11. The vehicle of claim 10, wherein the specification information comprises:
a width of the vehicle and a longitudinal distance between a front wheel axle of the vehicle and a camera of the vehicle, wherein the at least one sensor comprises the camera.
12. The vehicle of claim 11, wherein the lane information comprises:
a distance between two lines defining the lane, a curvature of a line of the two lines, and an angle between the line and a travel direction of the vehicle.
13. The vehicle of claim 12, wherein the computer instructions, when executed by the processor, further configure the processor to:
determine the second lane departure reference distance based on the width, the longitudinal distance, and the angle.
14. The vehicle of claim 13, wherein the computer instructions, when executed by the processor, further configure the processor to determine the second lane departure reference distance as a distance perpendicular to the line of the lane between an inner side of the line of the lane and an outer side of a center of a front wheel, of the vehicle, towards the lane.

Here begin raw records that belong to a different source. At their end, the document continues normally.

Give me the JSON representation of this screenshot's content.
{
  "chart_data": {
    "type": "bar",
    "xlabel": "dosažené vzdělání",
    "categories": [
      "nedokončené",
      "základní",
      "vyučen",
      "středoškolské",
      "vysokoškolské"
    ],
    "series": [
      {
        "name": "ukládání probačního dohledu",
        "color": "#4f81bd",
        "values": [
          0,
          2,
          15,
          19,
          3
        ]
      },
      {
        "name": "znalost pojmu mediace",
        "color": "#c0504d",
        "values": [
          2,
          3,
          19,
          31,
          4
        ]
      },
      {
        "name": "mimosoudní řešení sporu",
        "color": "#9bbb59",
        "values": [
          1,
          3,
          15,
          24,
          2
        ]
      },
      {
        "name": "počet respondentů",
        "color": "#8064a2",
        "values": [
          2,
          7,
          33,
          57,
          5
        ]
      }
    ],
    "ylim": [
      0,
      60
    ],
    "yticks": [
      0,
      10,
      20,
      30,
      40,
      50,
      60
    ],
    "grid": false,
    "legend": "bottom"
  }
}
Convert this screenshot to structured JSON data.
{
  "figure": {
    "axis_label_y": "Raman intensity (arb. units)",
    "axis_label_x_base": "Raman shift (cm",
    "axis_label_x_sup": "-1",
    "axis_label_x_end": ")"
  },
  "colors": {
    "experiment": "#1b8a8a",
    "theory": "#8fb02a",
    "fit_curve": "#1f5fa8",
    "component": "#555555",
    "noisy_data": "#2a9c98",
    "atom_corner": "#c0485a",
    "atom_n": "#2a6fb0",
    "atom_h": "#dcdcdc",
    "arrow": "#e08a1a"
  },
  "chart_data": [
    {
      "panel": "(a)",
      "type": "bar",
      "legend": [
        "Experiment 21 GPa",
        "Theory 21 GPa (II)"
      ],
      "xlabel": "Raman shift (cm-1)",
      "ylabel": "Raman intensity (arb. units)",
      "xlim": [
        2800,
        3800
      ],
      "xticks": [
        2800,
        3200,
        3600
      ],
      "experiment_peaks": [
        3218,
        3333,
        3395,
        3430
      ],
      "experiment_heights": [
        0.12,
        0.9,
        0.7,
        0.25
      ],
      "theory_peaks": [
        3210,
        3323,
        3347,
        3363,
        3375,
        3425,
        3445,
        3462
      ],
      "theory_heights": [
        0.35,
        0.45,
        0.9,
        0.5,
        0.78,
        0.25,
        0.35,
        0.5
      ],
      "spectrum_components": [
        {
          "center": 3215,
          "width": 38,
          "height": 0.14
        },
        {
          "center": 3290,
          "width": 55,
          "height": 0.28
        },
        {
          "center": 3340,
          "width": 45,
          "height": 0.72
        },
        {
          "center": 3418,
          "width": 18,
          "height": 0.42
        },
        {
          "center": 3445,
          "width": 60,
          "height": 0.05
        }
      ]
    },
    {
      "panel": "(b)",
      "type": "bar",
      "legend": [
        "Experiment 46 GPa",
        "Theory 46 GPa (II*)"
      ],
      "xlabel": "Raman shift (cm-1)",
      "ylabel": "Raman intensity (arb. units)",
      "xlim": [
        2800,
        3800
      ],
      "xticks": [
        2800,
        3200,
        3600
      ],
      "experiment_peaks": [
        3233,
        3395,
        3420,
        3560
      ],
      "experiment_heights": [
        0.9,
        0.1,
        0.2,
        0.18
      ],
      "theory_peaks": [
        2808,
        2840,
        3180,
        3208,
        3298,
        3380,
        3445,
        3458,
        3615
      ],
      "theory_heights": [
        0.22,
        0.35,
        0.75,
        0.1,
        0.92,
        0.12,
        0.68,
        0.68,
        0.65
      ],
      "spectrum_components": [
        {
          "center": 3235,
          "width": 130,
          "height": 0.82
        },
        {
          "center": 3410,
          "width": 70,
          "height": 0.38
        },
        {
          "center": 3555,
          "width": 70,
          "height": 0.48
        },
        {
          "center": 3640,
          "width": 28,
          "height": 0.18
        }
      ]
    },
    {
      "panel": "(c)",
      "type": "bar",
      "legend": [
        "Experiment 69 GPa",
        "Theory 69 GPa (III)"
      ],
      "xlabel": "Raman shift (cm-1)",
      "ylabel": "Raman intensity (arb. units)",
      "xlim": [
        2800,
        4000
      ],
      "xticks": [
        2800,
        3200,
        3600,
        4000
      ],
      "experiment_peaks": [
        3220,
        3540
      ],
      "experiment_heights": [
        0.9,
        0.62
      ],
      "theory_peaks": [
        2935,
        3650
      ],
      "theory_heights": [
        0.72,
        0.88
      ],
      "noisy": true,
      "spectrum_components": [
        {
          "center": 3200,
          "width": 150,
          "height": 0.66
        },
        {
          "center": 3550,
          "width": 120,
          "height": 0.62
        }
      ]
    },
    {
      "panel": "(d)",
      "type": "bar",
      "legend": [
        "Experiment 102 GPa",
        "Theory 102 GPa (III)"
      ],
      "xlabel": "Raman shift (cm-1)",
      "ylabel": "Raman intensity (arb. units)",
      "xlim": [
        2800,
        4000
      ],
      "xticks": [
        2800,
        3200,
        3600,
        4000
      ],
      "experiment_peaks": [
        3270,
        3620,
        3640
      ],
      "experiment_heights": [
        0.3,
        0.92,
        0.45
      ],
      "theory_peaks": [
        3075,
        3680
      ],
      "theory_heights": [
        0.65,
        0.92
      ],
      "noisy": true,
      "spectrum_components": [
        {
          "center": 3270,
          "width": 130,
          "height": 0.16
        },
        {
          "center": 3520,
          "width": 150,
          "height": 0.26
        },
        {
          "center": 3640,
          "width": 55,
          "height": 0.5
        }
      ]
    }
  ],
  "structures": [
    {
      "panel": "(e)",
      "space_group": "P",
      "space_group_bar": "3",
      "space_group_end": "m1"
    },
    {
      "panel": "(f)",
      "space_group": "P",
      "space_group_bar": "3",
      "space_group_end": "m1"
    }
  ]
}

15. A method of controlling a vehicle, comprising:
receiving, by a processor and from a camera of the vehicle, lane information of a lane in which the vehicle is traveling;
determining, by the processor and based on the lane information and a first distance between the camera and a line of the lane satisfying a lane departure criterion, that the vehicle is departing the lane towards the line;
determining, based on specification information of the vehicle and the lane information, a second distance between the line and a front wheel, of the vehicle, towards the line; and
controlling, by the processor and based on the second distance, autonomous driving of the vehicle.